Many intracellular processes may impact overall transgene expression, including transcription, translation, protein assembly and folding, methylation, phosphorylation, transport, and proteolysis. Intervention in one or more of these processes can increase the amount of transgene expression in genetically engineered plants and seeds. For example, raising the steady-state level of mRNA in the cytosol often yields an increased accumulation of transgene expression. Many factors may contribute to increasing the steady-state level of an mRNA in the cytosol, including the rate of transcription, promoter strength and other regulatory features of the promoter, efficiency of mRNA processing, and the overall stability of the mRNA.

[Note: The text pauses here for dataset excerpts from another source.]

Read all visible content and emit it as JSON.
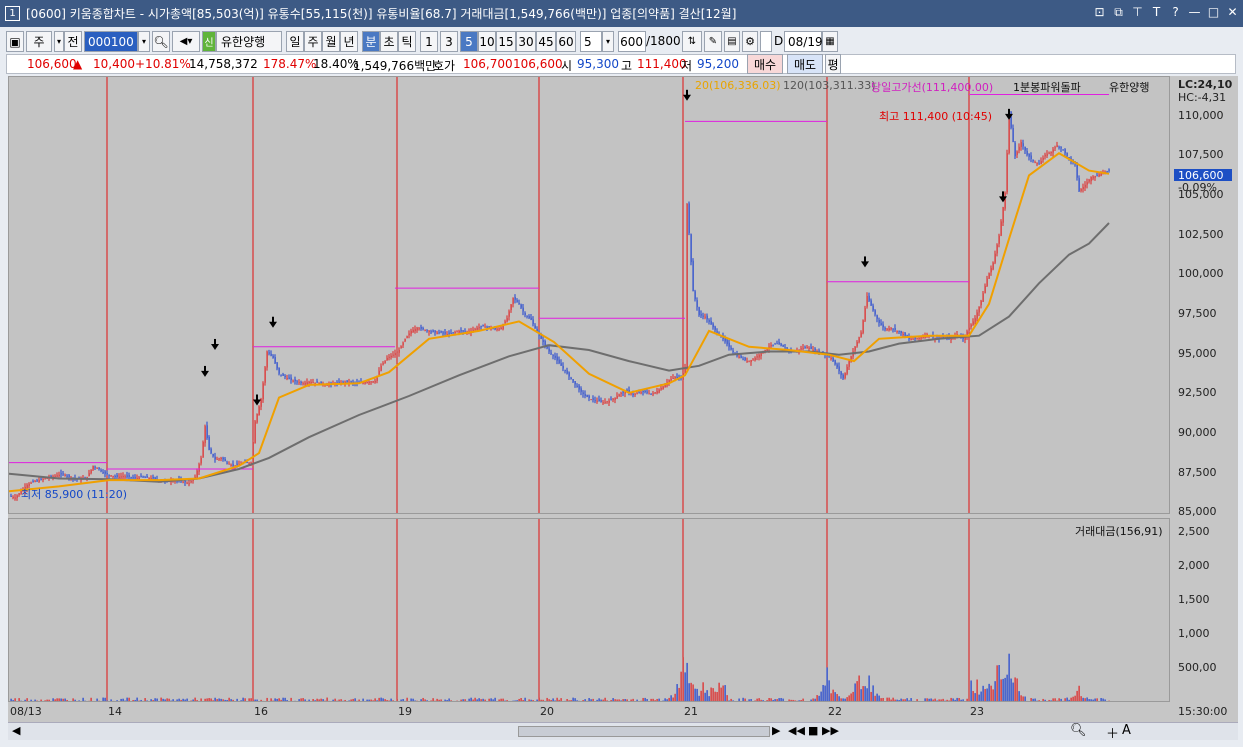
{
  "window": {
    "icon": "1",
    "title": "[0600] 키움종합차트 - 시가총액[85,503(억)] 유통수[55,115(천)] 유통비율[68.7] 거래대금[1,549,766(백만)] 업종[의약품] 결산[12월]",
    "buttons": [
      "⊡",
      "⧉",
      "⊤",
      "T",
      "?",
      "—",
      "□",
      "✕"
    ]
  },
  "toolbar": {
    "period": "주",
    "prev": "전",
    "code": "000100",
    "stock_name": "유한양행",
    "stock_badge": "신",
    "period_tabs": [
      "일",
      "주",
      "월",
      "년",
      "분",
      "초",
      "틱"
    ],
    "active_period": "분",
    "intervals": [
      "1",
      "3",
      "5",
      "10",
      "15",
      "30",
      "45",
      "60"
    ],
    "active_interval": "5",
    "interval_select": "5",
    "count": "600",
    "count_max": "/1800",
    "checkbox_label": "D",
    "date": "08/19"
  },
  "quote": {
    "price": "106,600",
    "arrow": "▲",
    "change": "10,400",
    "change_pct": "+10.81%",
    "volume": "14,758,372",
    "vol_ratio": "178.47%",
    "turnover": "18.40%",
    "amount": "1,549,766백만",
    "ask_label": "호가",
    "ask1": "106,700",
    "ask2": "106,600",
    "open_label": "시",
    "open": "95,300",
    "high_label": "고",
    "high": "111,400",
    "low_label": "저",
    "low": "95,200",
    "buy": "매수",
    "sell": "매도",
    "avg": "평"
  },
  "legend": {
    "ma20": "20(106,336.03)",
    "ma120": "120(103,311.33)",
    "high_line": "당일고가선(111,400.00)",
    "signal": "1분봉파워돌파",
    "name": "유한양행",
    "lc": "LC:24,10",
    "hc": "HC:-4,31",
    "max_note": "최고 111,400 (10:45)",
    "min_note": "최저 85,900 (11:20)",
    "volume": "거래대금(156,91)",
    "current_price": "106,600",
    "current_pct": "-0.09%"
  },
  "chart_data": {
    "type": "candlestick",
    "price_ticks": [
      "110,000",
      "107,500",
      "105,000",
      "102,500",
      "100,000",
      "97,500",
      "95,000",
      "92,500",
      "90,000",
      "87,500",
      "85,000"
    ],
    "price_values": [
      110000,
      107500,
      105000,
      102500,
      100000,
      97500,
      95000,
      92500,
      90000,
      87500,
      85000
    ],
    "ylim": [
      84900,
      112500
    ],
    "vol_ticks": [
      "2,500",
      "2,000",
      "1,500",
      "1,000",
      "500,00"
    ],
    "vol_values": [
      2500,
      2000,
      1500,
      1000,
      500
    ],
    "vol_lim": [
      0,
      2700
    ],
    "x_labels": [
      "08/13",
      "14",
      "16",
      "19",
      "20",
      "21",
      "22",
      "23"
    ],
    "time_label": "15:30:00",
    "close_series": [
      [
        0,
        86100
      ],
      [
        6,
        86000
      ],
      [
        12,
        86400
      ],
      [
        18,
        86800
      ],
      [
        24,
        87000
      ],
      [
        30,
        87100
      ],
      [
        36,
        87200
      ],
      [
        42,
        87300
      ],
      [
        48,
        87400
      ],
      [
        54,
        87500
      ],
      [
        60,
        87300
      ],
      [
        66,
        87200
      ],
      [
        72,
        87150
      ],
      [
        78,
        87300
      ],
      [
        84,
        88000
      ],
      [
        90,
        87800
      ],
      [
        96,
        87500
      ],
      [
        102,
        87400
      ],
      [
        108,
        87300
      ],
      [
        114,
        87350
      ],
      [
        120,
        87300
      ],
      [
        126,
        87200
      ],
      [
        132,
        87300
      ],
      [
        138,
        87250
      ],
      [
        144,
        87200
      ],
      [
        150,
        87100
      ],
      [
        156,
        87000
      ],
      [
        162,
        87100
      ],
      [
        168,
        87050
      ],
      [
        174,
        87000
      ],
      [
        180,
        86900
      ],
      [
        186,
        87300
      ],
      [
        192,
        88500
      ],
      [
        196,
        90500
      ],
      [
        200,
        89000
      ],
      [
        206,
        88400
      ],
      [
        212,
        88500
      ],
      [
        218,
        88200
      ],
      [
        224,
        88000
      ],
      [
        230,
        88100
      ],
      [
        236,
        88200
      ],
      [
        242,
        88200
      ],
      [
        246,
        90800
      ],
      [
        252,
        92200
      ],
      [
        258,
        95200
      ],
      [
        264,
        94800
      ],
      [
        270,
        93800
      ],
      [
        276,
        93600
      ],
      [
        282,
        93400
      ],
      [
        288,
        93300
      ],
      [
        294,
        93200
      ],
      [
        300,
        93300
      ],
      [
        306,
        93250
      ],
      [
        312,
        93200
      ],
      [
        318,
        93100
      ],
      [
        324,
        93200
      ],
      [
        330,
        93200
      ],
      [
        336,
        93300
      ],
      [
        342,
        93250
      ],
      [
        348,
        93200
      ],
      [
        354,
        93250
      ],
      [
        360,
        93300
      ],
      [
        366,
        93350
      ],
      [
        372,
        94300
      ],
      [
        378,
        94800
      ],
      [
        384,
        95000
      ],
      [
        390,
        95300
      ],
      [
        396,
        96000
      ],
      [
        402,
        96500
      ],
      [
        408,
        96700
      ],
      [
        414,
        96600
      ],
      [
        420,
        96500
      ],
      [
        426,
        96400
      ],
      [
        432,
        96400
      ],
      [
        438,
        96300
      ],
      [
        444,
        96400
      ],
      [
        450,
        96500
      ],
      [
        456,
        96450
      ],
      [
        462,
        96500
      ],
      [
        468,
        96700
      ],
      [
        474,
        96800
      ],
      [
        480,
        96700
      ],
      [
        486,
        96600
      ],
      [
        492,
        96700
      ],
      [
        498,
        97300
      ],
      [
        504,
        98600
      ],
      [
        510,
        98200
      ],
      [
        516,
        97500
      ],
      [
        522,
        97200
      ],
      [
        528,
        96400
      ],
      [
        534,
        95800
      ],
      [
        540,
        95200
      ],
      [
        546,
        94800
      ],
      [
        552,
        94300
      ],
      [
        558,
        93800
      ],
      [
        564,
        93300
      ],
      [
        570,
        92800
      ],
      [
        576,
        92400
      ],
      [
        582,
        92200
      ],
      [
        588,
        92100
      ],
      [
        594,
        92000
      ],
      [
        600,
        92100
      ],
      [
        606,
        92300
      ],
      [
        612,
        92600
      ],
      [
        618,
        92700
      ],
      [
        624,
        92500
      ],
      [
        630,
        92600
      ],
      [
        636,
        92700
      ],
      [
        642,
        92500
      ],
      [
        648,
        92700
      ],
      [
        654,
        93000
      ],
      [
        660,
        93400
      ],
      [
        666,
        93600
      ],
      [
        672,
        93500
      ],
      [
        676,
        94200
      ],
      [
        678,
        104500
      ],
      [
        684,
        99000
      ],
      [
        690,
        97500
      ],
      [
        696,
        97400
      ],
      [
        702,
        96900
      ],
      [
        708,
        96400
      ],
      [
        714,
        96000
      ],
      [
        720,
        95500
      ],
      [
        726,
        95000
      ],
      [
        732,
        94800
      ],
      [
        738,
        94600
      ],
      [
        744,
        94700
      ],
      [
        750,
        95000
      ],
      [
        756,
        95300
      ],
      [
        762,
        95600
      ],
      [
        768,
        95700
      ],
      [
        774,
        95500
      ],
      [
        780,
        95300
      ],
      [
        786,
        95200
      ],
      [
        792,
        95400
      ],
      [
        798,
        95500
      ],
      [
        804,
        95300
      ],
      [
        810,
        95200
      ],
      [
        816,
        95000
      ],
      [
        822,
        94800
      ],
      [
        828,
        94200
      ],
      [
        834,
        93500
      ],
      [
        840,
        94600
      ],
      [
        846,
        95500
      ],
      [
        852,
        96400
      ],
      [
        858,
        98700
      ],
      [
        864,
        97800
      ],
      [
        870,
        97000
      ],
      [
        876,
        96600
      ],
      [
        882,
        96700
      ],
      [
        888,
        96500
      ],
      [
        894,
        96300
      ],
      [
        900,
        96000
      ],
      [
        906,
        96000
      ],
      [
        912,
        96100
      ],
      [
        918,
        96300
      ],
      [
        924,
        96100
      ],
      [
        930,
        96000
      ],
      [
        936,
        96100
      ],
      [
        942,
        96000
      ],
      [
        948,
        96300
      ],
      [
        954,
        96000
      ],
      [
        960,
        96700
      ],
      [
        966,
        97300
      ],
      [
        972,
        98400
      ],
      [
        978,
        99800
      ],
      [
        984,
        100800
      ],
      [
        990,
        102500
      ],
      [
        996,
        105200
      ],
      [
        1000,
        110200
      ],
      [
        1006,
        107500
      ],
      [
        1012,
        108400
      ],
      [
        1018,
        107600
      ],
      [
        1024,
        107200
      ],
      [
        1030,
        107000
      ],
      [
        1036,
        107600
      ],
      [
        1042,
        107800
      ],
      [
        1048,
        108200
      ],
      [
        1054,
        107900
      ],
      [
        1060,
        107300
      ],
      [
        1066,
        107000
      ],
      [
        1070,
        105300
      ],
      [
        1076,
        105700
      ],
      [
        1082,
        106200
      ],
      [
        1088,
        106300
      ],
      [
        1094,
        106500
      ],
      [
        1100,
        106600
      ]
    ],
    "ma20": [
      [
        0,
        86400
      ],
      [
        50,
        86700
      ],
      [
        100,
        87100
      ],
      [
        150,
        87100
      ],
      [
        190,
        87200
      ],
      [
        230,
        88000
      ],
      [
        250,
        88800
      ],
      [
        270,
        92300
      ],
      [
        300,
        93100
      ],
      [
        350,
        93200
      ],
      [
        380,
        93900
      ],
      [
        420,
        96000
      ],
      [
        470,
        96500
      ],
      [
        510,
        97100
      ],
      [
        545,
        95800
      ],
      [
        580,
        93800
      ],
      [
        620,
        92600
      ],
      [
        660,
        93200
      ],
      [
        676,
        93700
      ],
      [
        700,
        96500
      ],
      [
        740,
        95500
      ],
      [
        780,
        95300
      ],
      [
        820,
        95000
      ],
      [
        845,
        94600
      ],
      [
        870,
        96000
      ],
      [
        920,
        96200
      ],
      [
        960,
        96200
      ],
      [
        980,
        98200
      ],
      [
        1000,
        102300
      ],
      [
        1020,
        106300
      ],
      [
        1050,
        107700
      ],
      [
        1080,
        106600
      ],
      [
        1100,
        106400
      ]
    ],
    "ma120": [
      [
        0,
        87500
      ],
      [
        50,
        87200
      ],
      [
        100,
        87150
      ],
      [
        150,
        87000
      ],
      [
        190,
        87200
      ],
      [
        230,
        87800
      ],
      [
        260,
        88500
      ],
      [
        300,
        89800
      ],
      [
        350,
        91200
      ],
      [
        400,
        92400
      ],
      [
        450,
        93700
      ],
      [
        500,
        94900
      ],
      [
        540,
        95600
      ],
      [
        580,
        95300
      ],
      [
        620,
        94600
      ],
      [
        660,
        94000
      ],
      [
        690,
        94300
      ],
      [
        720,
        95000
      ],
      [
        760,
        95200
      ],
      [
        800,
        95200
      ],
      [
        830,
        95000
      ],
      [
        860,
        95200
      ],
      [
        890,
        95700
      ],
      [
        930,
        96000
      ],
      [
        970,
        96200
      ],
      [
        1000,
        97400
      ],
      [
        1030,
        99500
      ],
      [
        1060,
        101300
      ],
      [
        1080,
        102000
      ],
      [
        1100,
        103300
      ]
    ],
    "day_highs": [
      [
        0,
        98,
        88200
      ],
      [
        98,
        244,
        87800
      ],
      [
        244,
        386,
        95500
      ],
      [
        386,
        530,
        99200
      ],
      [
        530,
        676,
        97300
      ],
      [
        676,
        818,
        109700
      ],
      [
        818,
        960,
        99600
      ],
      [
        960,
        1100,
        111400
      ]
    ],
    "arrows": [
      [
        196,
        93600
      ],
      [
        206,
        95300
      ],
      [
        248,
        91800
      ],
      [
        264,
        96700
      ],
      [
        678,
        111000
      ],
      [
        856,
        100500
      ],
      [
        994,
        104600
      ],
      [
        1000,
        109800
      ]
    ],
    "day_lines": [
      98,
      244,
      388,
      530,
      674,
      818,
      960
    ],
    "volume_bursts": [
      [
        676,
        900
      ],
      [
        990,
        820
      ],
      [
        1000,
        960
      ],
      [
        850,
        520
      ],
      [
        860,
        480
      ],
      [
        818,
        600
      ],
      [
        1070,
        300
      ]
    ]
  }
}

It is of immense social, ecological and economic interests to develop plants that have enhanced nutrition, improved resistance to pests, and tolerance to harsh conditions such as drought. Thus, the identification of new genes, regulatory elements (e.g., promoters), etc. that function in various types of plants is useful in developing enhanced varieties of crops. Clearly, there exists a need in the art for new regulatory elements, such as promoters, leaders and enhancers, that are capable of expressing heterologous nucleic acid sequences in important crop species.
Chimeric Regulatory Elements
In addition to the utility of single gene expression elements, we have found that hybrid or chimeric expression elements derived from isolated regulatory elements from corn, particularly the promoter, enhancer and leader regulatory elements, provide enhanced expression patterns for an operably linked transgene in transgenic plants. It is known that some types of promoters may preferentially drive gene expression in specific tissues, such as leaf. Some promoters may additionally exhibit cell-specific gene expression, such as mesophyll cells or bundle sheath cells. We found that chimeric expression elements provides unexpected expanded expression patterns not seen with native gene regulatory elements. In particular, expression elements normally modulating gene expression in either mesophyll cells (for example, pyruvate orthophosphate dikinase or PPDK elements) or leaf bundle sheath cells (for example, fructose 1-6 bisphosphate aldolase or FDA elements, and ribulose bisphosphate carboxylase activase or RUA elements) may be combined in novel ways to provide gene expression regulation in both mesophyll and leaf bundle sheath tissues. Additional elements which may contribute to enhanced regulatory activity may include the HSP70 intron (U.S. Pat. No. 5,859,347, herein incorporated by reference).
The development of chimeric or hybrid expression elements to tailor the expression pattern of particular genes would be of great interest in the development of plants that exhibit agronomically desirable traits, preferably those related to insect resistance, disease resistance, stress tolerance, herbicide tolerance, or yield.